いまやダンスジュテの名物レッスン「リズムマスター」。その最初のバージョンが生まれたのは、なんと25年前。当時は「ストリートダンスはストリートで学べ」なんて時代で、今のように“リズムトレーニング”というレッスン形式はほとんど見かけませんでした。
HIPHOPのレッスンはアンダーグラウンドな雰囲気が主流。ドレッドヘアに、超ワイドパンツ、XXXLのTシャツ──そんなファッションが日本でも流行していた頃です。私はその頃ジャズダンスを主にやっていましたが、HIPHOPの世界にも強く惹かれ、夢中で習い、練習を重ねました。

スタジオを始めて4年目。HIPHOP人気が広がり、「ダンスをやってみたい」という人が急増する中、ある先生から「全く動けない人がいて困っている」と相談を受けました。最初は軽く受け流していたものの、実際にその“全く動けない人”の動きを見て驚愕。リズムが取れず、手足はバラバラ。「踊りたい」という気持ちは伝わるのに、体が全くついてこない。

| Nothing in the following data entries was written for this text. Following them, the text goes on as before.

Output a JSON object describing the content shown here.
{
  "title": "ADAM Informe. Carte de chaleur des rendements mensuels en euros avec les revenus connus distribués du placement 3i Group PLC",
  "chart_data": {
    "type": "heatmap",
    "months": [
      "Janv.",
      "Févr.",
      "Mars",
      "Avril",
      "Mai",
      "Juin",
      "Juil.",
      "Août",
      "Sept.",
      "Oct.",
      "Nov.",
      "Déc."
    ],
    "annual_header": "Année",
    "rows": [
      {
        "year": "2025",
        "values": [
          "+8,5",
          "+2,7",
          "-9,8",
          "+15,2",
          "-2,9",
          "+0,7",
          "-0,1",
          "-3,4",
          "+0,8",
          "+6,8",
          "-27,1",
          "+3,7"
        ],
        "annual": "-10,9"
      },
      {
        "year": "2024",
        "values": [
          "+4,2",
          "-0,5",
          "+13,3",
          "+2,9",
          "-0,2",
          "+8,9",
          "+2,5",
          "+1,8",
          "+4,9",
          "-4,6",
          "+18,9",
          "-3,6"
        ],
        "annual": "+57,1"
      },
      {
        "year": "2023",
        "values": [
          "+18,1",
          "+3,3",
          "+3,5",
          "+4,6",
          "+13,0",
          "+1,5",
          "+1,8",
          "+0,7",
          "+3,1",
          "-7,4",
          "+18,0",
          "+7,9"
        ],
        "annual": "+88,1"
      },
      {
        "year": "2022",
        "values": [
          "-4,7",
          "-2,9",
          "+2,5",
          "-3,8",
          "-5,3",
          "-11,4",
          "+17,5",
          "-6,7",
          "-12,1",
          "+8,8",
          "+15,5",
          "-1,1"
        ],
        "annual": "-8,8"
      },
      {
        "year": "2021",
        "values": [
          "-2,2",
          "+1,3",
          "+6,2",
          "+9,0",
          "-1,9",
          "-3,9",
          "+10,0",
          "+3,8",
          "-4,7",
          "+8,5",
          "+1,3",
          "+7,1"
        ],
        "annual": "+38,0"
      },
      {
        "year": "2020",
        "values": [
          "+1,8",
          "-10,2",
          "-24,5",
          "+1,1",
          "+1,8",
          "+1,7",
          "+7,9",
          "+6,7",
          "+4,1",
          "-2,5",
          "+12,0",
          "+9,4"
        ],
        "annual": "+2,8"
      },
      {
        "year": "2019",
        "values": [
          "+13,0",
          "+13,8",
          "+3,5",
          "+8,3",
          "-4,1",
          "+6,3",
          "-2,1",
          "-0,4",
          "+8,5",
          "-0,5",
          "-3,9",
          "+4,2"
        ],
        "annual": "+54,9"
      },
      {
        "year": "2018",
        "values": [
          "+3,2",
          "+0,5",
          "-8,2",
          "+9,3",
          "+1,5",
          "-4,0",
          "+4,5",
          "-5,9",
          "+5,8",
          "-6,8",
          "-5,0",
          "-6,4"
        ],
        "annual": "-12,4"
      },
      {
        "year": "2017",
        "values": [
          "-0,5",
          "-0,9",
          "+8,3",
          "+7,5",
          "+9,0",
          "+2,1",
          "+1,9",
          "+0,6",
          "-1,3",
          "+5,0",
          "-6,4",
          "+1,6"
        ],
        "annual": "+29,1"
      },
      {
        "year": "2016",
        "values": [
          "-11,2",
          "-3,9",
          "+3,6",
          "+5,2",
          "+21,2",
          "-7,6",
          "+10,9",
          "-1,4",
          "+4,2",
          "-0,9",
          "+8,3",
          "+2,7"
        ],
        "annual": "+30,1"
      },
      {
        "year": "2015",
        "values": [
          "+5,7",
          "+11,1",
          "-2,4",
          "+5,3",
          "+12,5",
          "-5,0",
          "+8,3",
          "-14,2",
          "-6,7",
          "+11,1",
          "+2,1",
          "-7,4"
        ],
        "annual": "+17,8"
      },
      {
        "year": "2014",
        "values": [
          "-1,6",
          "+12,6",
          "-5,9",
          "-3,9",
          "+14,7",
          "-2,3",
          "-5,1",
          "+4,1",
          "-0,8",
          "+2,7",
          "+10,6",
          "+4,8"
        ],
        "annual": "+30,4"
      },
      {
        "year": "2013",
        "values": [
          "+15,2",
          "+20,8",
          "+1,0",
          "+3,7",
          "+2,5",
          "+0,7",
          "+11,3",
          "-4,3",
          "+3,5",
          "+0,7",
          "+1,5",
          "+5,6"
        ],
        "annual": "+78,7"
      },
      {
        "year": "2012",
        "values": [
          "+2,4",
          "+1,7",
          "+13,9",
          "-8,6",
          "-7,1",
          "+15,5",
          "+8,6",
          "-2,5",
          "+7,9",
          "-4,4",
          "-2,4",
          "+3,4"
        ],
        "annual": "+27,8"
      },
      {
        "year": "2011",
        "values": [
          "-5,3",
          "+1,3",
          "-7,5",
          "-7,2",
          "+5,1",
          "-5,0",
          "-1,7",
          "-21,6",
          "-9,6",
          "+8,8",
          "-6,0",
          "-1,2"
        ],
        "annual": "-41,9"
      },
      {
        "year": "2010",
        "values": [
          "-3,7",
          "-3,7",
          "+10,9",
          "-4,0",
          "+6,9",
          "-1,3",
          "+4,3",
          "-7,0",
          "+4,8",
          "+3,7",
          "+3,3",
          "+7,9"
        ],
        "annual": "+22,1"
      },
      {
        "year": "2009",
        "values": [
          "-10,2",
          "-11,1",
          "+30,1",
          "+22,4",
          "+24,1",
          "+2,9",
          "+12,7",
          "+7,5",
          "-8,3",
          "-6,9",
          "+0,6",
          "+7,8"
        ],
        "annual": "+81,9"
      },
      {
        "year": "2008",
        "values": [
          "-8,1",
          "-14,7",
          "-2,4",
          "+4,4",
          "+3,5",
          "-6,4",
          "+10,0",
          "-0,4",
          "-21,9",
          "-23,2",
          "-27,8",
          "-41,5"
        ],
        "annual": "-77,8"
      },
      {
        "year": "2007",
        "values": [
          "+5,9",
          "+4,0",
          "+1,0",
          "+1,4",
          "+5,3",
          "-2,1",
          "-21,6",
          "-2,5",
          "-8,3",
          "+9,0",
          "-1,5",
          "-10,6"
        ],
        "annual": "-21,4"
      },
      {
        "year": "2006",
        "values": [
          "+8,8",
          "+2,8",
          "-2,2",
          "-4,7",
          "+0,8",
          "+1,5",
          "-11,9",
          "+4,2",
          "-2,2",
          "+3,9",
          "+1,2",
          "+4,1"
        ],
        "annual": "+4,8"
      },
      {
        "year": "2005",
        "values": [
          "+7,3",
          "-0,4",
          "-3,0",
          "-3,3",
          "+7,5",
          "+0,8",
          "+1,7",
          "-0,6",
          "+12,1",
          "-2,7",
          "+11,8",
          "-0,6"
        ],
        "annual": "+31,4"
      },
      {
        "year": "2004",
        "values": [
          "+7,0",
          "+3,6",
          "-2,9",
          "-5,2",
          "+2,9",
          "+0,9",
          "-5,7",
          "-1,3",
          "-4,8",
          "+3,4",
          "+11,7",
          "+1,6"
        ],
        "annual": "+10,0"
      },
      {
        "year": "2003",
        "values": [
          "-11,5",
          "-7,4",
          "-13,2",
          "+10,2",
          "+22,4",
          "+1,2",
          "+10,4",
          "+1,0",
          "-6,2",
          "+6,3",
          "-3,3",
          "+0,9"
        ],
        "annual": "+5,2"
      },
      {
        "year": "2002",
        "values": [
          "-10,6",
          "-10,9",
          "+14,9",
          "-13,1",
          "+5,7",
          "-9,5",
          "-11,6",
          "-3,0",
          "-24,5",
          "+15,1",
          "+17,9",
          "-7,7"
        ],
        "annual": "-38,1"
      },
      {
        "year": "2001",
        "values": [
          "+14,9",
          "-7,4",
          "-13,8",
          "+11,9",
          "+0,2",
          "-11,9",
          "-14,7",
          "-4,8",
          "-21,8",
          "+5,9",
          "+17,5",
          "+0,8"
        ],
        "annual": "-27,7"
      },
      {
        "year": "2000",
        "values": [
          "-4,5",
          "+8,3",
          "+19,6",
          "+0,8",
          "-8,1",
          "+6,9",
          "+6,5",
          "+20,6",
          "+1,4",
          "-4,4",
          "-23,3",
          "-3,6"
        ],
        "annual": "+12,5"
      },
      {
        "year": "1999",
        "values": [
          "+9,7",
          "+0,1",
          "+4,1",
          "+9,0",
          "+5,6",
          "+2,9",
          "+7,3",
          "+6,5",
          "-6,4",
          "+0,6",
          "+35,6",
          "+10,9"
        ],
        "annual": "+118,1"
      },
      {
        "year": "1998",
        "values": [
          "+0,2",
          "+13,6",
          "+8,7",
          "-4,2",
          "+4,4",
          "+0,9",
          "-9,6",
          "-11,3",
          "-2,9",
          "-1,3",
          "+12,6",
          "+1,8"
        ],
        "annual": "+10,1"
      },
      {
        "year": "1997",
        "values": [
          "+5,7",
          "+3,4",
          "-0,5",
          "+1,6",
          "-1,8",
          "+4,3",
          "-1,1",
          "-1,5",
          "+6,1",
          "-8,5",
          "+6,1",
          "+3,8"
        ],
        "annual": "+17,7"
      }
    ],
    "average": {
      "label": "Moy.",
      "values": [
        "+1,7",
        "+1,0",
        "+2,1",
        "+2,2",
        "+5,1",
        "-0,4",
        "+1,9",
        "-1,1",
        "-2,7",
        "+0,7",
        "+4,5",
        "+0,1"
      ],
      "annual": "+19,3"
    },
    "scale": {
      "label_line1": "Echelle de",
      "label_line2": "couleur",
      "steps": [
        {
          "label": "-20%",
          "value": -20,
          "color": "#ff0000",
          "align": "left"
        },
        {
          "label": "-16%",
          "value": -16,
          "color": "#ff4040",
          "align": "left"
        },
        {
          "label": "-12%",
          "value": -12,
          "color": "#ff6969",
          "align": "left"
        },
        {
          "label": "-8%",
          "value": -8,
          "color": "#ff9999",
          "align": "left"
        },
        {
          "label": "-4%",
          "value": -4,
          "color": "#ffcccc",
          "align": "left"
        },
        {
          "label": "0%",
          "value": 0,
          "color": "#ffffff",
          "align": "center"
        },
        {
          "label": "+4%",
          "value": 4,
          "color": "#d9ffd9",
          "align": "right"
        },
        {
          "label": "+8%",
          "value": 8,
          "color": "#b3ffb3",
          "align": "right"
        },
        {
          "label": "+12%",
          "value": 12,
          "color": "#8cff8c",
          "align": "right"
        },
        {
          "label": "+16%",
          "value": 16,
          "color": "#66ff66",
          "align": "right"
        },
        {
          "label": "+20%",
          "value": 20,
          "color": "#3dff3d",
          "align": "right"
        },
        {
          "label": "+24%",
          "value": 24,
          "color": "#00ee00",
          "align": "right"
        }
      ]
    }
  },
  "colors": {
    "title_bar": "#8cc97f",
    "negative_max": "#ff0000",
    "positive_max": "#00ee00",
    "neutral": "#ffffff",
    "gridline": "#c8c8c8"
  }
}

残念ながら、その方はすぐに辞めてしまいました。でも、それがきっかけでした。「できない人を助ける仕組みが必要だ」と。
そこから、同じような悩みを持つ人が増えていき、リズムマスターが誕生することになったのです。
しかし、せっかく「ダンスをやってみたい」という人が増えたのに、初心者の多くが「できない」と感じて離れていってしまう──この現実に、私たちも強く心を動かされました。
「何かできることはないのか?」
私を含む4人のインストラクターが集まり、試行錯誤の末に「超初心者向けレッスン」を作ることにしました。シンプルな動きで構成された内容を考えましたが、やってみると正直ダサい、つまらない、そして何より「これで上手くなる気がしない」と感じるようなものでした。
そんなトンネルのような3ヶ月。深夜まで続く議論に、ついには「もうそんな人は放っておこう」という声も出始める中、あるひと言が私たちの脳を撃ち抜きました。
「リズムだけ取り出せばいいんじゃない?」
その瞬間、全員が目を見開いたのを覚えています。振り付けの中には無数の動きがありますが、使っているリズムの種類は実は限られているのでは?──そんな発見から、私たちは振りの中にあるリズムパターンを抽出する作業に取りかかりました。
「あーでもない、こーでもない」と言いながら作業を進め、ついに最初の4つの基本パターンが完成。そして、「入門クラス」では伝わらない魅力をもっと伝えるため、レッスン名を**“リズムマスター”**に決定。
そこから気づけば20年以上。今ではリズムパターンは16に増え、時代に合わせて少しずつアップデートを続けています。
でも、あの4人で生み出した時間は、私にとって今も特別なもの。リズムマスターは、ただの基礎練習ではなく、「私が振り付けを生み出す時の土台」となり、ずっと私の中で生き続けています。
今ではダンスジュテの看板レッスンになった「リズムマスター」。今日はその誕生の夜を思い出して、書いてみました。
あのとき一緒に生み出した仲間たちに感謝しながら、次の世代にもこのリズムが届くよう、これからも磨き続けたいと思っています。
あの夜の努力、ちゃんと今も育ってる。そして、これからも。